И что удивительно – никакими своими исходными качествами сотрудник Главного Патентного Ведомства страны, того самого, что на «Бережковской Набережной», Сан Саныч Ходиков, на массовика-убийцу ну никак, казалось бы, не тянул. Масштабиком, что говорится, не вышел. Что внешне, что изнутри – нет, никак он зловещей такой роли не соответствовал. Нигде и никогда. Ему для учинения целевого, сознательного кровопролития воображения с детства не хватало. И столь нужной для любого мокрого дела ярости тела и ума – тоже в нем не наличествовало. Ни на грамм, ни на йоту, ни на моль, или в каких там еще единицах готовность человечьего организма к крайней убойной мере измеряется.
Оно и впрямь – какая уж тут живодерская ярость, если у Сан Саныча Ходикова и служба благополучная, и быт, да и внутрисемейные отношения – ни в коей мере не подвели. Не придерешься. Куда ни глянь – невредная, ладная-складная жизнь у него до сих пор была – хоть бери и патентуй её такую. И неплохие деньги на этом патенте зарабатывай.
И всё благодаря чудесной его супруге, Лидии Владимировне, то смешливой и озорной, то вдумчиво недоступной возлюбленной с самых что ни на есть студенческих лет, и преданной ему с тех самых лет подруге. Студенческому отряду на целине за такую любовь и такую спутницу в жизни Сан Санычу еще «спасибо» сказать следовало бы. Тогда еще, в давно как для большинства граждан нашей страны отдаленном семьдесят шестом, – ну да разве ж о таком чуде как добрая жена заранее знать возможно?
За душевность, хозяйственную теплоту и общую «лапочкость» Лидию Владимировну ведь неспроста все в семье не иначе, как Дусей зовут. Дуся она и есть Дуся. В льняном крахмальном передничке поверх мягкого и на вид, и на ощупь тела, и с руками, затвердевшими от бытовой ежедневной любви и забот.
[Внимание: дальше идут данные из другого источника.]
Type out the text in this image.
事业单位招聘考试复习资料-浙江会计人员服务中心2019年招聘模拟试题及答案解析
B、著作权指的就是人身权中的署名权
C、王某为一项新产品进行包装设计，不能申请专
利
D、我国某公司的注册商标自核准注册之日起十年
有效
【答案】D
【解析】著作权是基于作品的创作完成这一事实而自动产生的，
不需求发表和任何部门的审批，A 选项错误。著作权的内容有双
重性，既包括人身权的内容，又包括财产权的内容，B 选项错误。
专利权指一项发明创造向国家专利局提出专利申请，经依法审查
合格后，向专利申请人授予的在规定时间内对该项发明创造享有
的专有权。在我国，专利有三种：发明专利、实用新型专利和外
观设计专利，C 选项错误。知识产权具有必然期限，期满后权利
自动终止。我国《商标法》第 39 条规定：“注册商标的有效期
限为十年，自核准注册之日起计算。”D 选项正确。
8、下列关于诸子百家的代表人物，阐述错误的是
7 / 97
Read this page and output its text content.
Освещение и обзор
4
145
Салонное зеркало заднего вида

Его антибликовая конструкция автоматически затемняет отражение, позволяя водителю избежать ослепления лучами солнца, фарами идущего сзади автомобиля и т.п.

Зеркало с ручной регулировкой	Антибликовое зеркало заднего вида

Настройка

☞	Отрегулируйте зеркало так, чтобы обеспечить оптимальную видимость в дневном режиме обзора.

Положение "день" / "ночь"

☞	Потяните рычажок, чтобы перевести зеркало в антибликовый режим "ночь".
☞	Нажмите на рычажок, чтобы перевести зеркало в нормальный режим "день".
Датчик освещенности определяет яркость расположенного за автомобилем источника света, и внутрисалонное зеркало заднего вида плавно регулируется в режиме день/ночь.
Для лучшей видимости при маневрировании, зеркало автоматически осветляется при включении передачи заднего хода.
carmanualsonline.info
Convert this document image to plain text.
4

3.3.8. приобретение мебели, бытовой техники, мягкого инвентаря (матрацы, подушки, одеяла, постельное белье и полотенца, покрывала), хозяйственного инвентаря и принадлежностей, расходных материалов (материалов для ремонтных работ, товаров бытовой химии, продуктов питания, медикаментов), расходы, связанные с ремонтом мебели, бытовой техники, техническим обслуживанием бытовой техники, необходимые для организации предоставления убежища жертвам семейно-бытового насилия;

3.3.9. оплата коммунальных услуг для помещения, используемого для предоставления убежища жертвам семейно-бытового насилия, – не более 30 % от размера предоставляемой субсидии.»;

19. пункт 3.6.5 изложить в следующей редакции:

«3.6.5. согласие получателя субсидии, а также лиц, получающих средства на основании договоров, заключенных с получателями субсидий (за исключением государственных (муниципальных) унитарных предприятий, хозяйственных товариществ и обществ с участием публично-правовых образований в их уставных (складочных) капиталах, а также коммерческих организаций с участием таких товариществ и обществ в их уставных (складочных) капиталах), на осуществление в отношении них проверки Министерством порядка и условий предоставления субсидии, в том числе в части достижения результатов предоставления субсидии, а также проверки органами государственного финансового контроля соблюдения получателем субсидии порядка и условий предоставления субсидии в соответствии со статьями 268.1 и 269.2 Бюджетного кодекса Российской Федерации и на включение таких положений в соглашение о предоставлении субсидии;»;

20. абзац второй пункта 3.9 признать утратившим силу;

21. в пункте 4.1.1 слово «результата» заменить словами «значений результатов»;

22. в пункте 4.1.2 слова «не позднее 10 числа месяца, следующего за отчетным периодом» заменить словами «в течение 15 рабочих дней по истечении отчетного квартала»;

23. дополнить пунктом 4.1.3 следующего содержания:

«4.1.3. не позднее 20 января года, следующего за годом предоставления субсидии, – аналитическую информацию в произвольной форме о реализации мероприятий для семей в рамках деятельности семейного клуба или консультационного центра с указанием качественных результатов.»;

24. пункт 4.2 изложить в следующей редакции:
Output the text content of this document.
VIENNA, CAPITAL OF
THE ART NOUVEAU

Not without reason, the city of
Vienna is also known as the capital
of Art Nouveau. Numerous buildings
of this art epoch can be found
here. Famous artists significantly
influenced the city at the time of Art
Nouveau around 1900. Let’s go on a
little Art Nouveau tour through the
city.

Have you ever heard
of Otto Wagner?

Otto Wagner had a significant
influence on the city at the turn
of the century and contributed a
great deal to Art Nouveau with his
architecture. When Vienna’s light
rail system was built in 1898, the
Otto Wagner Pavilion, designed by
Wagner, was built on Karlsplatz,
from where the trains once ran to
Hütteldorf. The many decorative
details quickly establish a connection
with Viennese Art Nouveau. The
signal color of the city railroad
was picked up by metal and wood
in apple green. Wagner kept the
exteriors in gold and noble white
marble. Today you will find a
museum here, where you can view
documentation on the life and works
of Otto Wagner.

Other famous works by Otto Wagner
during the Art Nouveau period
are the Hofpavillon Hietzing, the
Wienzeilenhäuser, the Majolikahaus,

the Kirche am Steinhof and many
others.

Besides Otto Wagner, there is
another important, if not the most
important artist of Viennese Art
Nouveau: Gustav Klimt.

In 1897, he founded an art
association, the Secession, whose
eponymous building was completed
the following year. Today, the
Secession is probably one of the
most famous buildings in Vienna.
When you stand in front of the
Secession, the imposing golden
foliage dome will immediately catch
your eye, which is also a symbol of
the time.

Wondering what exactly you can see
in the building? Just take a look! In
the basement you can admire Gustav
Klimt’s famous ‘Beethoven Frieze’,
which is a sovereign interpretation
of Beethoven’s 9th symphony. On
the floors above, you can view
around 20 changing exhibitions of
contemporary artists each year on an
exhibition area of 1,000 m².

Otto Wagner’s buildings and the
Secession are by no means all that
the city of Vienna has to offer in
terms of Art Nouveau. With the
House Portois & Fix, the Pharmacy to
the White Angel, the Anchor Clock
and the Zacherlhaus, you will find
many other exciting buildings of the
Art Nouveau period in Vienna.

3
И чтобы как раз из-за нее, ручной своей, по всем статьям образцовой и верной половины, непривередливой и ласковой домохозяюшки Дуси, – Сан Саныч Ходиков вдруг взял, да с секатором на другого, ни в чем пока еще даже и не проштрафившегося человека пошел?!… Чужую, в самом соку и расцвете творческих и прочих сил жизнь насмерть перекусил!?… Скажи ему кто заранее, что такой он на душу себе грех возьмет – небось, ни за что бы не поверил. Еще и над вопиющей нелепостью одной такой мысли рассмеялся бы. До слёз, до икотки, до колотья в боку бы заливался.